Technical Abstract: Wheat is one of the most cultivated crops. A great need exists in wheat quality assessment for breeding, processing, and products production purposes. Near infrared spectroscopy (NIRS) is a rapid, low-cost, simple, and non-destructive assessment method. Many advanced studies associated with NIRS for wheat quality assessment have recently been published, either introducing new chemometrics or attempting new assessment parameters to improve model robustness and accuracy.

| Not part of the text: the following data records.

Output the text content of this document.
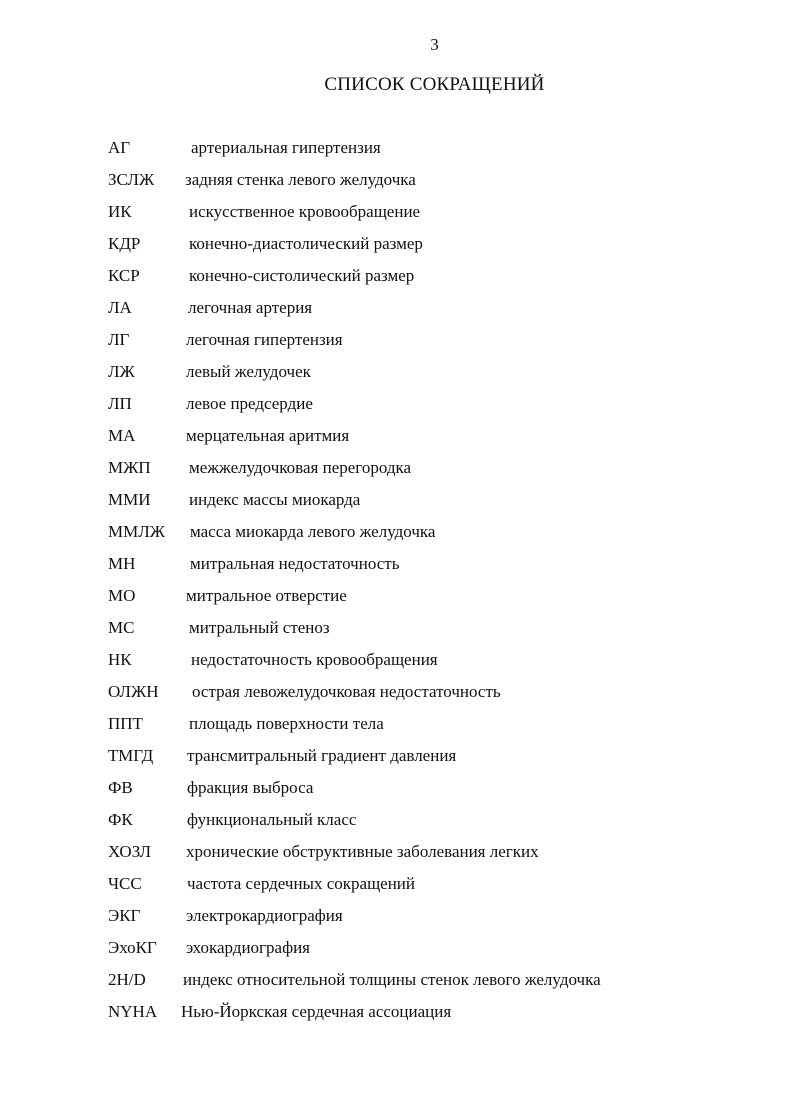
3
СПИСОК СОКРАЩЕНИЙ
АГ	артериальная гипертензия
ЗСЛЖ задняя стенка левого желудочка
ИК	искусственное кровообращение
КДР	конечно-диастолический размер
КСР	конечно-систолический размер
ЛА	легочная артерия
ЛГ	легочная гипертензия
ЛЖ	левый желудочек
ЛП	левое предсердие
МА	мерцательная аритмия
МЖП межжелудочковая перегородка
ММИ индекс массы миокарда
ММЛЖ масса миокарда левого желудочка
МН	митральная недостаточность
МО	митральное отверстие
МС	митральный стеноз
НК	недостаточность кровообращения
ОЛЖН острая левожелудочковая недостаточность
ППТ	площадь поверхности тела
ТМГД трансмитральный градиент давления
ФВ	фракция выброса
ФК	функциональный класс
ХОЗЛ хронические обструктивные заболевания легких
ЧСС	частота сердечных сокращений
ЭКГ	электрокардиография
ЭхоКГ эхокардиография
2H/D индекс относительной толщины стенок левого желудочка
NYHA Нью-Йоркская сердечная ассоциация
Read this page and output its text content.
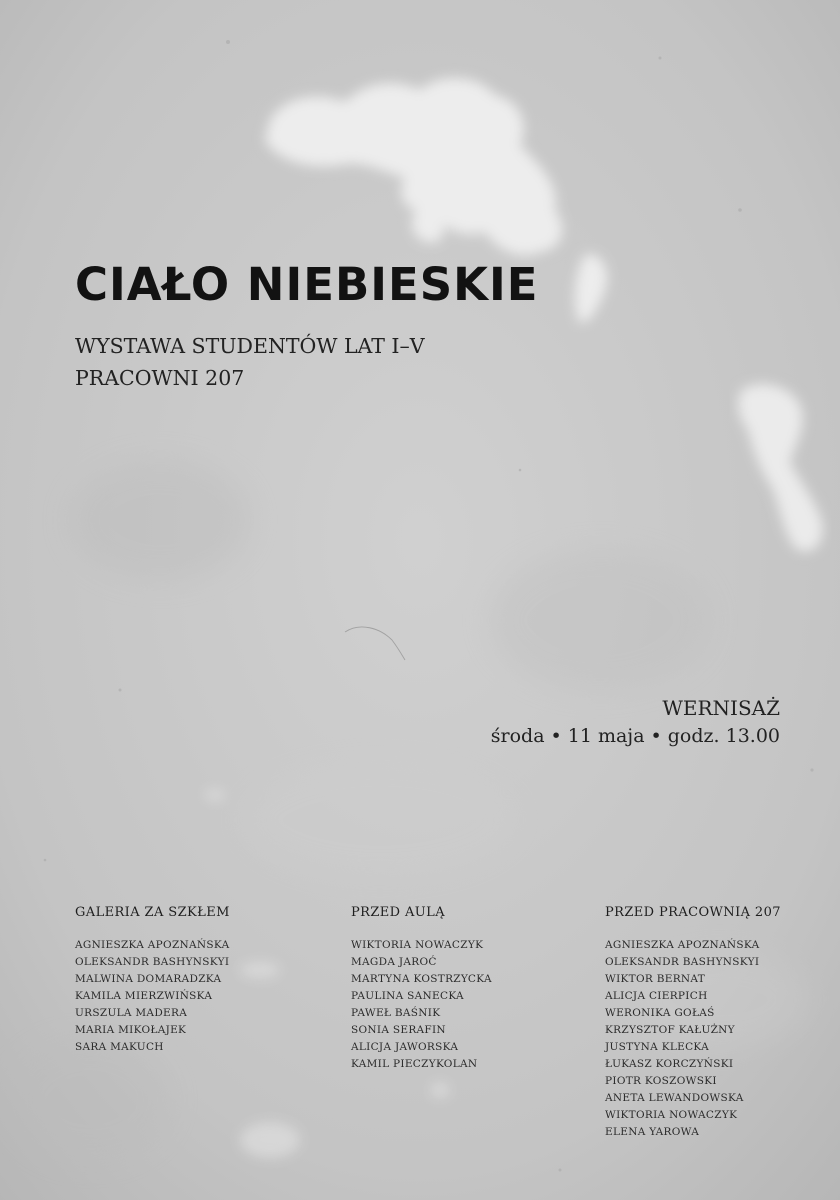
CIAŁO NIEBIESKIE
WYSTAWA STUDENTÓW LAT I–V
PRACOWNI 207
WERNISAŻ
środa • 11 maja • godz. 13.00
GALERIA ZA SZKŁEM
AGNIESZKA APOZNAŃSKA
OLEKSANDR BASHYNSKYI
MALWINA DOMARADZKA
KAMILA MIERZWIŃSKA
URSZULA MADERA
MARIA MIKOŁAJEK
SARA MAKUCH
PRZED AULĄ
WIKTORIA NOWACZYK
MAGDA JAROĆ
MARTYNA KOSTRZYCKA
PAULINA SANECKA
PAWEŁ BAŚNIK
SONIA SERAFIN
ALICJA JAWORSKA
KAMIL PIECZYKOLAN
PRZED PRACOWNIĄ 207
AGNIESZKA APOZNAŃSKA
OLEKSANDR BASHYNSKYI
WIKTOR BERNAT
ALICJA CIERPICH
WERONIKA GOŁAŚ
KRZYSZTOF KAŁUŻNY
JUSTYNA KLECKA
ŁUKASZ KORCZYŃSKI
PIOTR KOSZOWSKI
ANETA LEWANDOWSKA
WIKTORIA NOWACZYK
ELENA YAROWA
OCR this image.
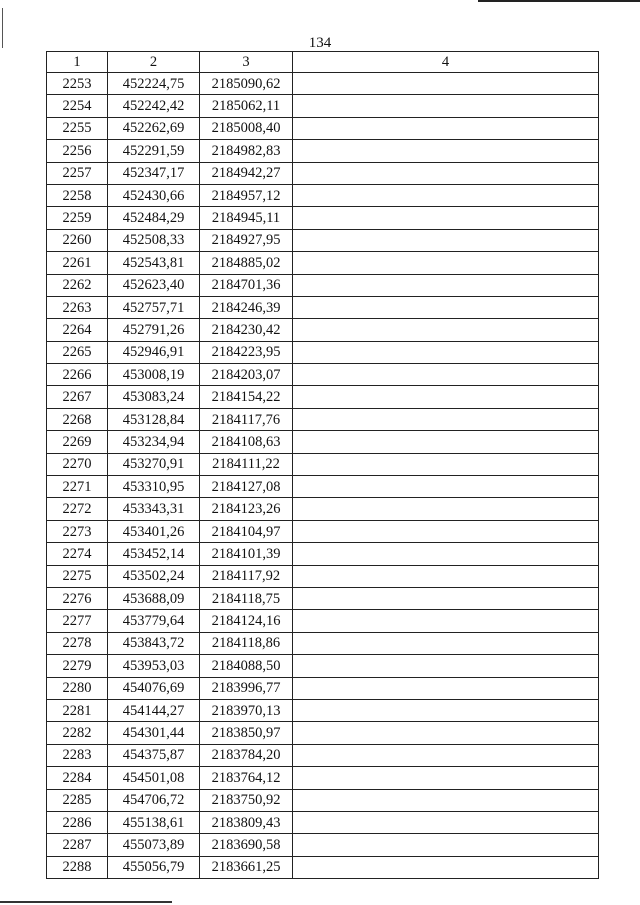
134
1	2	3	4
2253	452224,75	2185090,62	
2254	452242,42	2185062,11	
2255	452262,69	2185008,40	
2256	452291,59	2184982,83	
2257	452347,17	2184942,27	
2258	452430,66	2184957,12	
2259	452484,29	2184945,11	
2260	452508,33	2184927,95	
2261	452543,81	2184885,02	
2262	452623,40	2184701,36	
2263	452757,71	2184246,39	
2264	452791,26	2184230,42	
2265	452946,91	2184223,95	
2266	453008,19	2184203,07	
2267	453083,24	2184154,22	
2268	453128,84	2184117,76	
2269	453234,94	2184108,63	
2270	453270,91	2184111,22	
2271	453310,95	2184127,08	
2272	453343,31	2184123,26	
2273	453401,26	2184104,97	
2274	453452,14	2184101,39	
2275	453502,24	2184117,92	
2276	453688,09	2184118,75	
2277	453779,64	2184124,16	
2278	453843,72	2184118,86	
2279	453953,03	2184088,50	
2280	454076,69	2183996,77	
2281	454144,27	2183970,13	
2282	454301,44	2183850,97	
2283	454375,87	2183784,20	
2284	454501,08	2183764,12	
2285	454706,72	2183750,92	
2286	455138,61	2183809,43	
2287	455073,89	2183690,58	
2288	455056,79	2183661,25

This review provides a comprehensive overview of NIRS methodology including its principle, spectra pretreatments, spectral wavelength selection, outlier disposal, data set division, regression methods, and model evaluation. More importantly, the applications of NIRS in the determination of analytical parameters, rheological parameters, and end-product quality of wheat are summarized. NIRS showed great potential in the quantitative determination of analytical parameters, rheological parameters, and end-product quality for wheat products. There are still some challenges in model robustness and accuracy when determining rheological parameters and end-user quality. Future model development needs to incorporate larger databases, integrate different spectroscopic techniques, and introduce edge-cutting chemometric methods. In addition, calibration based on external factors should be considered to improve predicted results of the calibration model. The NIRS application in micronutrients needs to be extended. Last, the idea of combining standard product sensory attributes and spectra for model development deserves further study.